The study by Vaduganathan et al has some shortcomings that should be considered in the interpretation of these results (7). First, NT-proBNP, a biomarker well-known to be associated with cardiovascular outcomes and shown by the authors be affected by the treatment with canagliflozin (5), was not included in the biomarker panel. The extent to which NT-proBNP may have added information to the biomarker panel is unknown. Second, a significant proportion of the CANVAS participants had a history of CVD (>60%). In current clinical practice, these high-risk individuals are those who would benefit the most from preventive and therapeutic measures, thus are typically managed aggressively. Hence, additional biomarker-guided risk stratification may only marginally influence management decisions among such individuals. Indeed, current guidelines do not recommend routine biomarker assessment to guide management decisions in patients already known to be at high risk. As per the contemporary guidelines (10), patients with prior CVD would be directly eligible for therapy using cardioprotective agents including SGLT2i and GLP-1RAs (2, 3, 11).Third, a limited proportion of the CANVAS biomarkers study participants were from racial/ethnic groups other than Whites (i.e., only 9% of the study population was Asian American and 2.5% were Black adults), which limits the generalizability of the findings. CVD risk and some biomarker levels vary by race/ethnicity.

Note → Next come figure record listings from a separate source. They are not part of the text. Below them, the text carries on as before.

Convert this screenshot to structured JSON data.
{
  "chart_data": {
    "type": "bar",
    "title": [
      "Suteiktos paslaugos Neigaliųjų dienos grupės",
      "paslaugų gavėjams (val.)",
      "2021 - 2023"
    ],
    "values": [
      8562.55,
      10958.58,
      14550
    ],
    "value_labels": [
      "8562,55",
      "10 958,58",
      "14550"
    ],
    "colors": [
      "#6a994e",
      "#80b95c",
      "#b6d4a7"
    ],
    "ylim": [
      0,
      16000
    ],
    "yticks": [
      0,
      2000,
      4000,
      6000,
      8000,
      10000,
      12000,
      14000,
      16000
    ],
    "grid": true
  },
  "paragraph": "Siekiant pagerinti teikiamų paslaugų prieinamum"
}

From a mechanistic perspective, that canagliflozin slows the long-term rise of blood biomarkers of myocardial injury, inflammation, and fibrosis supports the concept that CVD is a complex phenotype involving multiple biological pathways. These results also support that SGLT2is may affect more than one pathway, including among others cardiac stress, inflammation, atherosclerosis, vascular structure and function, and metabolism. From a clinical perspective, these results support the need to scale up contemporary practice to improve the uptake of SGTL2i among eligible patients, as well as highlight the potential heterogeneity of CVD risk among individuals with type 2 diabetes.

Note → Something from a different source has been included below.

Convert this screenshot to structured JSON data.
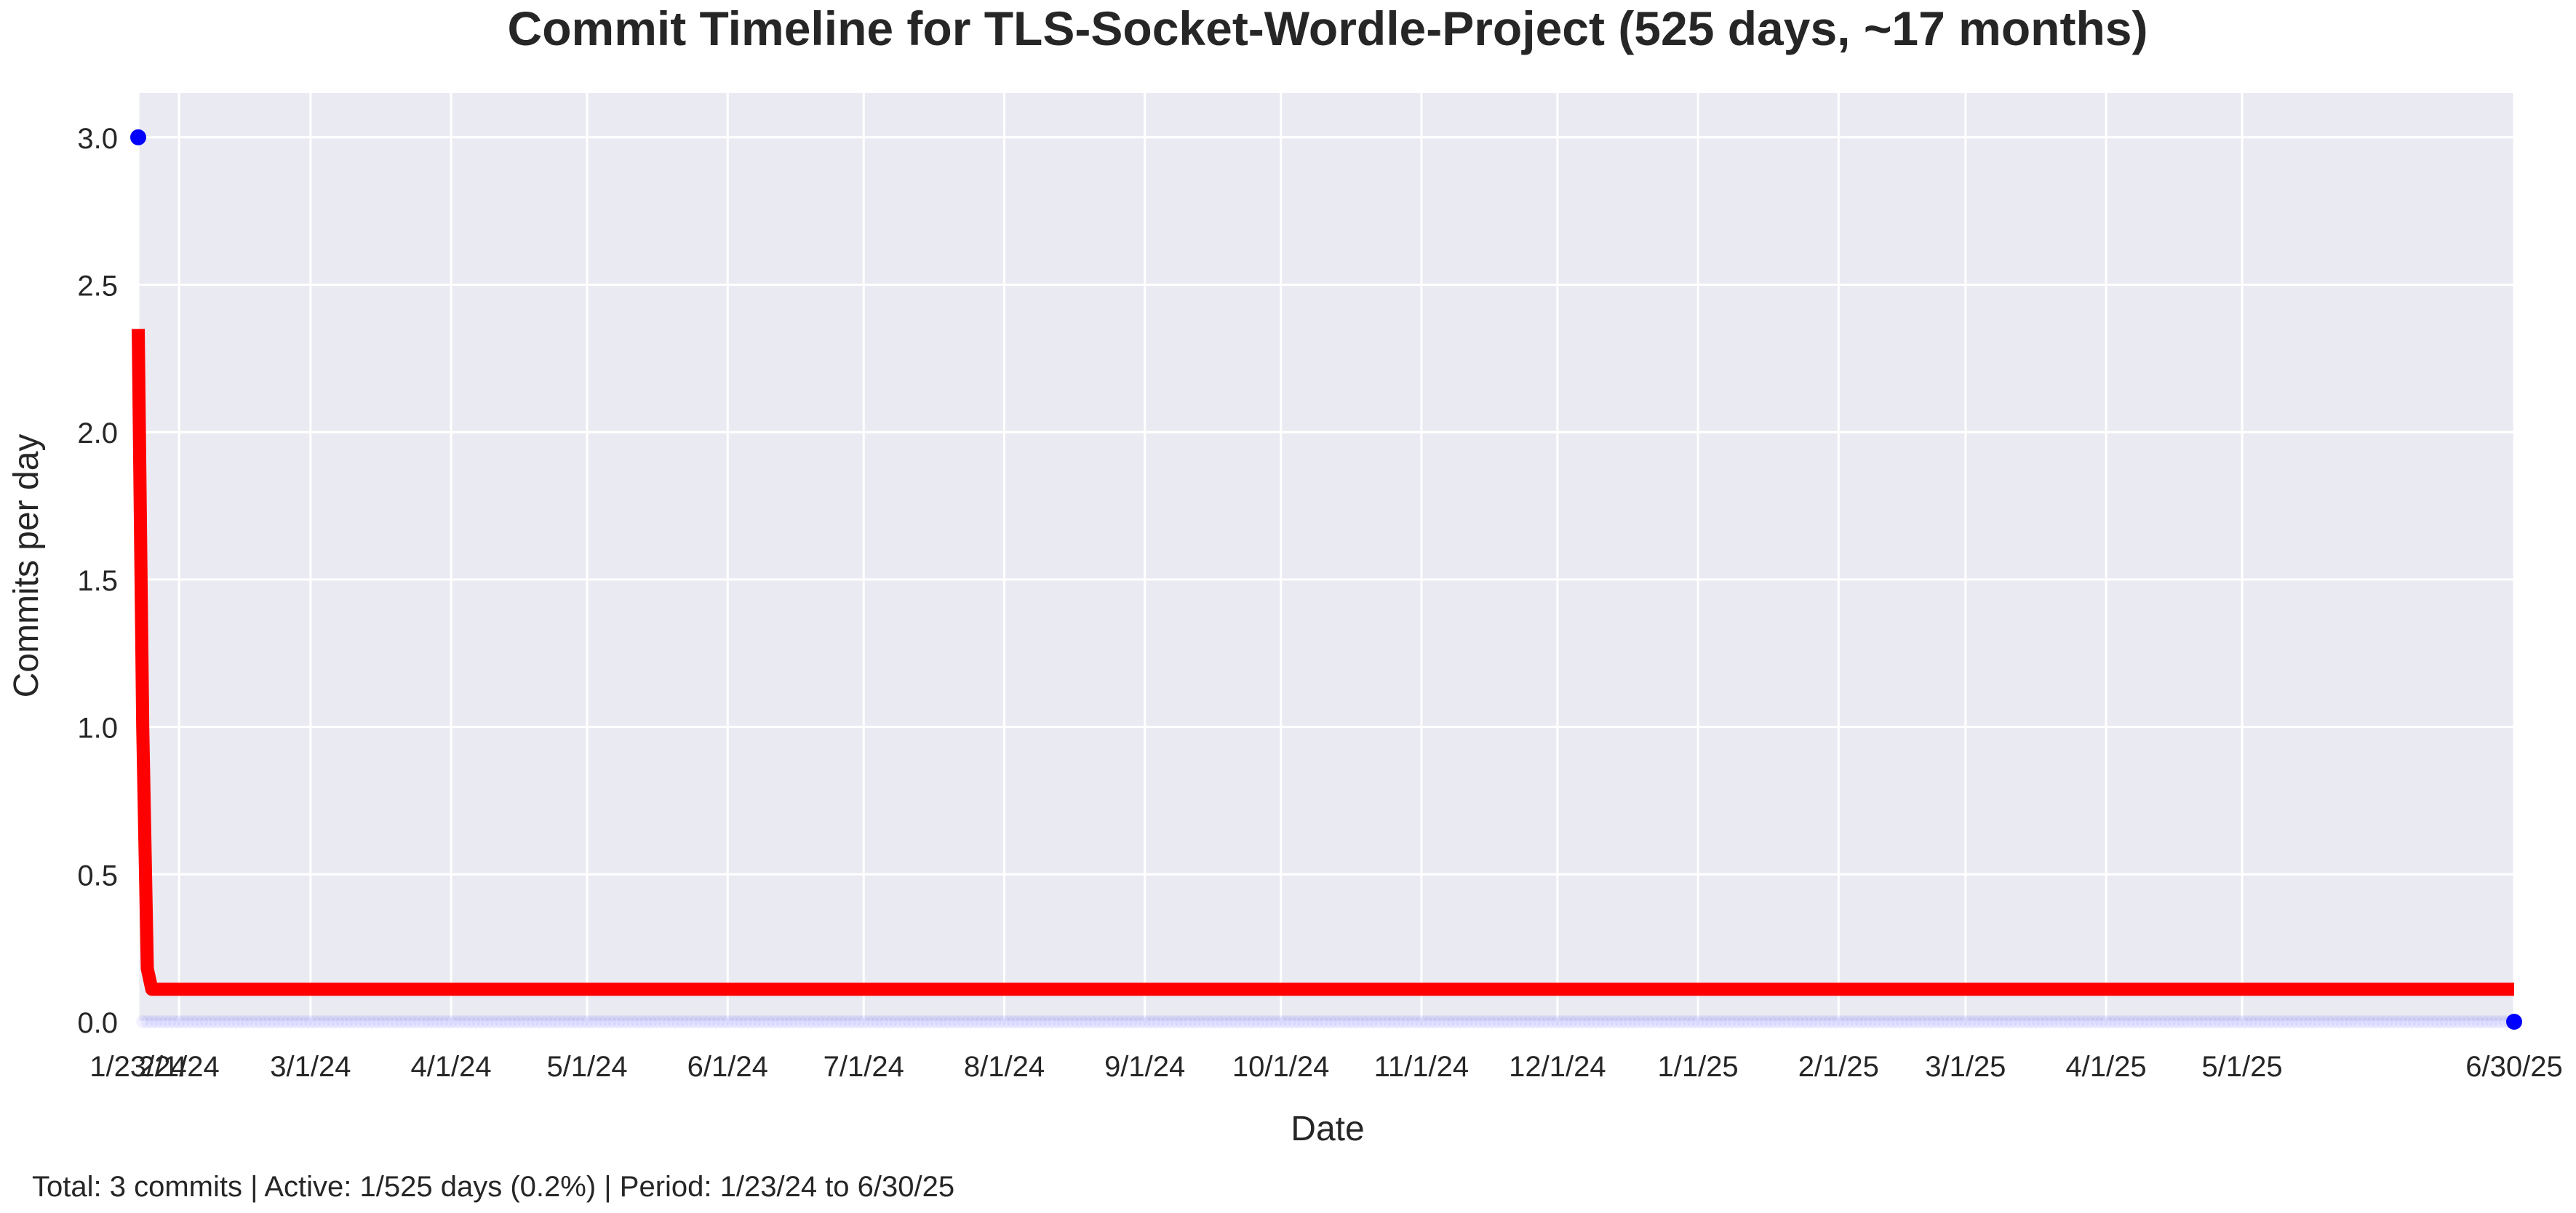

The burden of CVD disease among individuals with diabetes and the demonstrated efficacy of SGLT2i creates an onus to design more effective primary and secondary CVD prevention strategies. The elegant study by Vaduganathan et al. highlights the prognostic utility of biomarkers for CVD risk estimation, especially when used in combination, among individuals with diabetes changes in the setting of SGLT2i therapy. Advances in molecular biology and high-throughput assay technologies have allowed the development of genetic, transcriptomic, metabolomic and proteomic biomarkers; hence, ‘omics may help extend the findings of this study (12). Indeed, ‘omics approaches can help refine the identification of biomarkers in different pathways from those represented by existing biomarkers (12). Additional studies in multiethnic cohorts, preferably of individuals without known CVD, will extend these findings and help identify populations most likely to benefit from SGLT2i therapy. Ultimately, this study adds to the growing body of evidence that circulating biomarkers hold great promise to improve CVD prevention among patients with diabetes without a clinical history of CVD.